1 in every 7 exotic pets carries a zoonosis
A study we published today reveals that exotic pets frequently carry zoonotic viruses, bacteria or parasites - diseases that animals can transmit to humans. Of the exotic pets rescued by AAP in the last five years from ten EU Member States, 13.7% carried one or more potentially dangerous zoonoses. Among the rescued exotic stray animals – which are believed to be escaped or released pets – the prevalence of zoonoses was a staggering 50%.
As scientists have been warning for years, wild animals are a source for both known and unknown pathogens that can be transferred to humans (zoonoses). This makes the exotic pet trade, in which countless wild animal species get in close contact with humans and animals they haven’t encountered before at a large scale, an alarming risk factor in infectious disease transmission. The EU is one of the largest markets in the world for exotic pets. Yet Europe’s booming exotic pet industry operates in a regulatory space with very few controls and limited oversight.
“Our study shows that many former exotic pets carried zoonotic pathogens that had remained undetected until the animals were tested at our specialized quarantine facilities”, says David van Gennep, CEO of AAP. For example primates with herpes viruses of STLV (Simian T-Lymphotropic Virus). STLV expresses itself in humans as HTLV; a virus that can lead to T-cell cancer. Other animals carried parasitic worms, such as baylisascaris, with them. In humans, the larvae of these worms can migrate to the eyes or the brain and lead to serious, sometimes even fatal, neurological damage. “Pathogens and illnesses in exotic pets can easily remain invisible and undetected, unless they are specifically screened, which – in light of limited veterinary capacities for exotic pets – is very rare.

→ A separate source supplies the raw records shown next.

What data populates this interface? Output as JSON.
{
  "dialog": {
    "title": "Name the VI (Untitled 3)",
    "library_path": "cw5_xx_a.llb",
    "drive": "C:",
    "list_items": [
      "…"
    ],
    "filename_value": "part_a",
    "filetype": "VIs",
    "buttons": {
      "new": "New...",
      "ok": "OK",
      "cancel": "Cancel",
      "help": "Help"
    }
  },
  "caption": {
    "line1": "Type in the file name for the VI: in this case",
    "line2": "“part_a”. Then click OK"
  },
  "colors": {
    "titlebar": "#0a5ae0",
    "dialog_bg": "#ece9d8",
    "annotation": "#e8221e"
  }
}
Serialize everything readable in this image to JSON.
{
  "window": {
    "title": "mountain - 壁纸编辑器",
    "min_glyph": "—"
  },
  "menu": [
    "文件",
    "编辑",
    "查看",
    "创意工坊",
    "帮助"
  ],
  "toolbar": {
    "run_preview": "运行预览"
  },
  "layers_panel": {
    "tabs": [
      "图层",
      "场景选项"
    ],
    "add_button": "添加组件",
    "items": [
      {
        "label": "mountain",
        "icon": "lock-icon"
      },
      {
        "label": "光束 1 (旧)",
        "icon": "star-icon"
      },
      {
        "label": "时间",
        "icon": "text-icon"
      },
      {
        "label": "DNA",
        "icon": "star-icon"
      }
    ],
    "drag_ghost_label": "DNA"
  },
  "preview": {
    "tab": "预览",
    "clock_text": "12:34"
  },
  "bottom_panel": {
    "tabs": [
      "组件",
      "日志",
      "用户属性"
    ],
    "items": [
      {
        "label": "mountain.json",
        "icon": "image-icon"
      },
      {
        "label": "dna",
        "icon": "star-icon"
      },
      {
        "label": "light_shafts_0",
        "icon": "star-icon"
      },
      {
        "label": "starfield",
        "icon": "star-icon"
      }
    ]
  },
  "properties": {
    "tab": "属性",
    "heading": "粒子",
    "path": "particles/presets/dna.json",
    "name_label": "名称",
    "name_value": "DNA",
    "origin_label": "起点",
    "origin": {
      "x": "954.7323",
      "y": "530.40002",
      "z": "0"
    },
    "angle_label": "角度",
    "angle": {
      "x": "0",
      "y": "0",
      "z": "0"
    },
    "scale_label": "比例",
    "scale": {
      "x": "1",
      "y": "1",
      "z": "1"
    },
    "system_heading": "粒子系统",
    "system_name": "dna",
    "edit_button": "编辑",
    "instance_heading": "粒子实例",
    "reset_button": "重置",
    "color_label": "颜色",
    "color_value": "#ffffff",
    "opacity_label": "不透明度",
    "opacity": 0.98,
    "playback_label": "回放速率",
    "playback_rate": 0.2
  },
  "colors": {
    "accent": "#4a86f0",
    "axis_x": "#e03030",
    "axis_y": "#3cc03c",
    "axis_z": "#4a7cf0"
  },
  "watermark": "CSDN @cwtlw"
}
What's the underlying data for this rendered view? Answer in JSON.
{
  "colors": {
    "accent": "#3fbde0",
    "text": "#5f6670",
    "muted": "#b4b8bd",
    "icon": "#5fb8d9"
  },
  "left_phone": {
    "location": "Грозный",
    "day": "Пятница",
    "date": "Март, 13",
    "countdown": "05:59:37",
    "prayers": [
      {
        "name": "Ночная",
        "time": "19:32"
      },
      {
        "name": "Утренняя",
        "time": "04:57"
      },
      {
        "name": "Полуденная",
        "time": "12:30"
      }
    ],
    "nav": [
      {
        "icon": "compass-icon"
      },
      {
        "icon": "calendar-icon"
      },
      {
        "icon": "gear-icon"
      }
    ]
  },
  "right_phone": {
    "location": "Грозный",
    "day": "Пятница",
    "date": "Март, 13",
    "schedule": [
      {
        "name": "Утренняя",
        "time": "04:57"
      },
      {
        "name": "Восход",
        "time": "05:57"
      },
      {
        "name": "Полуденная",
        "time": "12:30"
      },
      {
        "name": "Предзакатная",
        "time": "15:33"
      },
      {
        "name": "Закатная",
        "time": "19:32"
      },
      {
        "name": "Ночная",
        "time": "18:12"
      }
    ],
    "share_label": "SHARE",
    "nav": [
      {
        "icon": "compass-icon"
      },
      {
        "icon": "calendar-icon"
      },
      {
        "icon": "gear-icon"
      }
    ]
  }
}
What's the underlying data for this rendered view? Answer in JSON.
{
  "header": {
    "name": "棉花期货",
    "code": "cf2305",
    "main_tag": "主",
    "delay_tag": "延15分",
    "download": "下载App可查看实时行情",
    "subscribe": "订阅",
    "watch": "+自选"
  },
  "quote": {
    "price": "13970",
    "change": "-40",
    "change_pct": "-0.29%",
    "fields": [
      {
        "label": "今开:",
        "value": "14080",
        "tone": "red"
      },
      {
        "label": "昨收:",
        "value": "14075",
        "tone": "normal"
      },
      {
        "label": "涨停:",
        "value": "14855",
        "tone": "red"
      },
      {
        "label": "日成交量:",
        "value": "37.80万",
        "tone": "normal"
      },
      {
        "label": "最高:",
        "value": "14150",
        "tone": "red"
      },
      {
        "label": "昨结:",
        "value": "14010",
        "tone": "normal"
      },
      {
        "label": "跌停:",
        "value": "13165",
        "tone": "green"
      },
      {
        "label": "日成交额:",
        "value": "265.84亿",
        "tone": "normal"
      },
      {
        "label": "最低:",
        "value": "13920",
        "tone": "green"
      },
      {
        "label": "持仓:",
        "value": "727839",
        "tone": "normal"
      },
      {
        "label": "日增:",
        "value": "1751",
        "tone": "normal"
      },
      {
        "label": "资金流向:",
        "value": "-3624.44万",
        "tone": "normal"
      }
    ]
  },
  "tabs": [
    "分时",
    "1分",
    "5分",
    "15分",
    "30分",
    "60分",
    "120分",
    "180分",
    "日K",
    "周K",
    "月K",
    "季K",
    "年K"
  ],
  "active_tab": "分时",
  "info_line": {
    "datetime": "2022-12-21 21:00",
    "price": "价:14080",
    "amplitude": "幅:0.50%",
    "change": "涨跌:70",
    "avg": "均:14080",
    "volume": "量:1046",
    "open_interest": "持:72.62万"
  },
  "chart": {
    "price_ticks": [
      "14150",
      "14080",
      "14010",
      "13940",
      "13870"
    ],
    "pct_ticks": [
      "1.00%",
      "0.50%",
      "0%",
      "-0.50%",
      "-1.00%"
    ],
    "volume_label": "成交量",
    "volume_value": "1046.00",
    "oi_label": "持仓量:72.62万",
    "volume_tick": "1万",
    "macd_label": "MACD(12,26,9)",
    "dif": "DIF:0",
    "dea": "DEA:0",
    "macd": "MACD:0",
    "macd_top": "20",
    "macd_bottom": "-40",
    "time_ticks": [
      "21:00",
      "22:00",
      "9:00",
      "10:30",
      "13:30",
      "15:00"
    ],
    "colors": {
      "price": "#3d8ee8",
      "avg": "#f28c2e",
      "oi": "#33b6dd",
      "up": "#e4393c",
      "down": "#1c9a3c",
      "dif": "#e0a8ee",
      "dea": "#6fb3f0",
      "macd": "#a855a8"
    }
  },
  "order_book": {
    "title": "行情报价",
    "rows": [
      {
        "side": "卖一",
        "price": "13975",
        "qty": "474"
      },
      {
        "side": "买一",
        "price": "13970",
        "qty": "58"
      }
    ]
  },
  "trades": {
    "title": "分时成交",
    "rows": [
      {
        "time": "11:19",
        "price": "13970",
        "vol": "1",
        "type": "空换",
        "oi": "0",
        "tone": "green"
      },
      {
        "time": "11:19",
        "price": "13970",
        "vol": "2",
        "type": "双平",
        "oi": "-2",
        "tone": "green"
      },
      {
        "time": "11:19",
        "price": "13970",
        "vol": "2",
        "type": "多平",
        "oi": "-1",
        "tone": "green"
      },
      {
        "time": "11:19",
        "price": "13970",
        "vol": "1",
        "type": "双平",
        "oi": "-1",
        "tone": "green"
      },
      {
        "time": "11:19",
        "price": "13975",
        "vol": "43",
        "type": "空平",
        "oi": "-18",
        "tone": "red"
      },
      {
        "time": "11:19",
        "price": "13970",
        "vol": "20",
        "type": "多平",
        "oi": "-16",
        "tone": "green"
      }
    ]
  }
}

If we have already found so many zoonoses in the few hundred animals we recently recued, what about the millions of exotic pets still being kept in the EU? Likelihood suggests that many of them have never been properly screened either and are also carrying undetected, potentially dangerous pathogens.”
AAP’s research also illustrates that the current EU regulation is insufficiently equipped to prevent, detect and respond to the zoonotic disease risks posed by the exotic pet trade. The EU still allows the import, trade and keeping of the vast majority of the world’s wild animal species, despite potential risks. Furthermore, the EU Animal Health Law is mainly geared towards the livestock sector and does not include many of the diseases that can be transferred by exotic animals. Exotic pets are also exempt from the registration, record-keeping and traceability requirements that apply to other animals and animal products.
Luckily, a more preventive approach lies within reach; in the form of an EU Positive List of safe and suitable pets. This is a ‘white list’ of animal species permitted to be traded and kept as pets in the EU, on the basis of a comprehensive risk assessment by experts based on animal health and welfare, biodiversity, and public health and safety risks. All animal species not included on the list are automatically prohibited. This ensures transparency, safety and efficiency, and is in line with the precautionary approach already taken in other EU-regulated areas.
If we are to prevent future zoonotic disease outbreaks and pandemics, it is paramount that the root causes of increased human interaction with and exploitation of wild animals are addressed in policy responses. This also means regulating the exotic pet trade within the EU, with an EU Positive List.